Tag 4: Piacenza – Cremona

Immer später wird es bei mir morgens. Zwar muss ich in der Herberge schon bis 9 gefrühstückt haben – ein karges italienisches Frühstück mit Keks, Zwieback, abgepacktem Cornetto und einem immerhin guten Cappuccino, für den das Aufstehen dann doch lohnt – doch dann packe ich in aller Ruhe, schreibe, suche nächste Unterkünfte, alles noch im Ostello-Wlan. Es ist fast mittags, als ich aufbreche. Zunächst in die Stadt, ich muss auf dem Weg zur Po-Brücke eh mitten hindurch

Wie gut, dass ich gestern schon durch die Gassen geschlendert bin. Heute ist dort Markt, allüberall. Voll, eng, kaum zum Durchschieben, und das in der gesamten Fußgängerzone. Zwischenzeitlich bin ich mit meinem Rad so in den Gassen verkeilt, dass ich kaum noch weiß, wo oben und unten ist und ob ich je wieder hinausfinde. — Doch, es gelingt letztlich. Darauf einen zweiten Kaffee an einer ruhigen Ecke des Marktes. Und einen wiederum langen Blogpost fertigschreiben. Die Länge meiner Posts verhält sich offenbar umgekehrt proportional zur Tagesstrecke. (Wenn dem so ist, dann kommen jetzt bald Tage mit weit kürzeren Posts:))

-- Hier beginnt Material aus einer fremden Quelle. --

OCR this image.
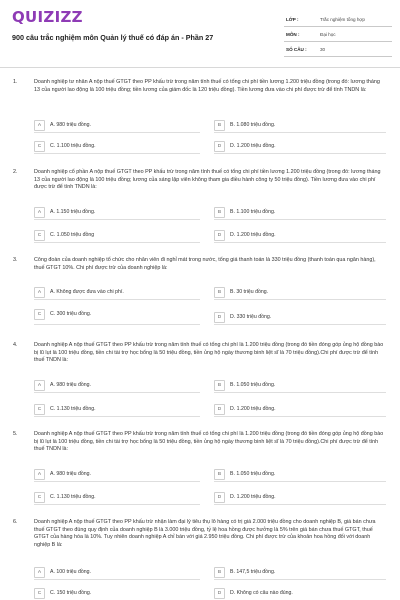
QUIZIZZ
900 câu trắc nghiệm môn Quản lý thuế có đáp án - Phần 27
LỚP :	Trắc nghiệm tổng hợp
MÔN :	Đại học
SỐ CÂU :	30
1.	Doanh nghiệp tư nhân A nộp thuế GTGT theo PP khấu trừ trong năm tính thuế có tổng chi phí tiền lương 1.200 triệu đồng (trong đó: lương tháng 13 của người lao động là 100 triệu đồng; tiền lương của giám đốc là 120 triệu đồng). Tiền lương đưa vào chi phí được trừ để tính TNDN là:
2.	Doanh nghiệp cổ phần A nộp thuế GTGT theo PP khấu trừ trong năm tính thuế có tổng chi phí tiền lương 1.200 triệu đồng (trong đó: lương tháng 13 của người lao động là 100 triệu đồng; lương của sáng lập viên không tham gia điều hành công ty 50 triệu đồng). Tiền lương đưa vào chi phí được trừ để tính TNDN là:
3.	Công đoàn của doanh nghiệp tổ chức cho nhân viên đi nghỉ mát trong nước, tổng giá thanh toán là 330 triệu đồng (thanh toán qua ngân hàng), thuế GTGT 10%. Chi phí được trừ của doanh nghiệp là:
4.	Doanh nghiệp A nộp thuế GTGT theo PP khấu trừ trong năm tính thuế có tổng chi phí là 1.200 triệu đồng (trong đó tiền đóng góp ủng hộ đồng bào bị lũ lụt là 100 triệu đồng, tiền chi tài trợ học bổng là 50 triệu đồng, tiền ủng hộ ngày thương binh liệt sĩ là 70 triệu đồng).Chi phí được trừ để tính thuế TNDN là:
5.	Doanh nghiệp A nộp thuế GTGT theo PP khấu trừ trong năm tính thuế có tổng chi phí là 1.200 triệu đồng (trong đó tiền đóng góp ủng hộ đồng bào bị lũ lụt là 100 triệu đồng, tiền chi tài trợ học bổng là 50 triệu đồng, tiền ủng hộ ngày thương binh liệt sĩ là 70 triệu đồng).Chi phí được trừ để tính thuế TNDN là:
6.	Doanh nghiệp A nộp thuế GTGT theo PP khấu trừ nhận làm đại lý tiêu thụ lô hàng có trị giá 2.000 triệu đồng cho doanh nghiệp B, giá bán chưa thuế GTGT theo đúng quy định của doanh nghiệp B là 3.000 triệu đồng, tỷ lệ hoa hồng được hưởng là 5% trên giá bán chưa thuế GTGT, thuế GTGT của hàng hóa là 10%. Tuy nhiên doanh nghiệp A chỉ bán với giá 2.950 triệu đồng. Chi phí được trừ của khoản hoa hồng đối với doanh nghiệp B là:
A	A. 980 triệu đồng.	B	B. 1.080 triệu đồng.
C	C. 1.100 triệu đồng.	D	D. 1.200 triệu đồng.
A	A. 1.150 triệu đồng.	B	B. 1.100 triệu đồng.
C	C. 1.050 triệu đồng	D	D. 1.200 triệu đồng.
A	A. Không được đưa vào chi phí.	B	B. 30 triệu đồng.
C	C. 300 triệu đồng.	D	D. 330 triệu đồng.
A	A. 980 triệu đồng.	B	B. 1.050 triệu đồng.
C	C. 1.130 triệu đồng.	D	D. 1.200 triệu đồng.
A	A. 980 triệu đồng.	B	B. 1.050 triệu đồng.
C	C. 1.130 triệu đồng.	D	D. 1.200 triệu đồng.
A	A. 100 triệu đồng.	B	B. 147,5 triệu đồng.
C	C. 150 triệu đồng.	D	D. Không có câu nào đúng.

Heute ist nochmal Kurzstrecke. Aus den 50 Kartenkilometern werden zwar durch Verfahren letztlich 60 (was??? so viel verfahren???), doch ich bin trotz der erst nachmittäglichen Abfahrt in aller Ruhe gegen 6 Uhr in Cremona.

Ja, verfahren habe ich mich heute. Ein Novum auf dieser Tour. Es war gerade so ein angenehmer Zustand, ich fahre ohne Karte, ohne Navi, ohne Kilometerzähler, ohne Wetterbericht, einfach geräte- und techniklos vor mich hin, immer auf dem Deich. Man kann gar nicht falsch abbiegen, zumal der „Ciclovia del Po“ hier komfortabel ausgeschildert ist, ist ja einfach. Bis zu der Stelle, wo aus deM Deich ein blätterteigartiges Deichverzweige wird, wo sich selbst die Radwegeschilder nicht entscheiden können, wo es ständig die Wahl zwischen rechts und links oder zwischen Schotter und Straße gibt, und wo ich mich offenbar einmal zuviel für Schotter entscheide. Schwupp, bin ich im Niemandshinterland. Traumlandschaft, Mohn wie überall, Felder, Deiche, Gebüsch, Rehe, Vögel, all das. Aber kein Ort mehr in Sicht. Und keinerlei Übereinstimmung der Wege und Himmelsrichtungen und Kartenangaben. Oben hängen mittlerweile düstere Gewitterwolken, und ich weiß nicht, wo ich bin. Schalte also doch das Navi ein und fitzele mich mit seiner Hilfe durch wildeste Gebüschlandschaften zurück in die dörfliche Zivilisation. Es gelingt. Wenn ich in diese auch auf sehr ungewöhnliche Art einfalle. Ich komme nämlich – unbemerkt – durch die Hintertür in einen Landwirtschaftsbetrieb, stehe plötzlich mitten zwischen Kuhställen und Traktordepots und muss nur noch zum Tor hinausmarschieren. Die Bauern und die Kühe schauen gleichermaßen verdutzt.
Jedenfalls: Ich habe meinen Weg wieder. Er schickt mich an einem riesigen Castello vorbei, baut mir ein paar Brücken über Nebenflüsschen und Kanäle, führt immer wieder auf Schotterdeichen entlang und lässt mich sehr unvermittelt im Stadtzentrum von Cremona stehen. „Unvermittelt“ natürlich nur scheinbar, es fühlt sich so an. Das mag mit meinem heute verträumten Zustand zusammenhängen. Die Zeit und ihr Verstreichen spüre ich kaum, die Kilometer auch nicht.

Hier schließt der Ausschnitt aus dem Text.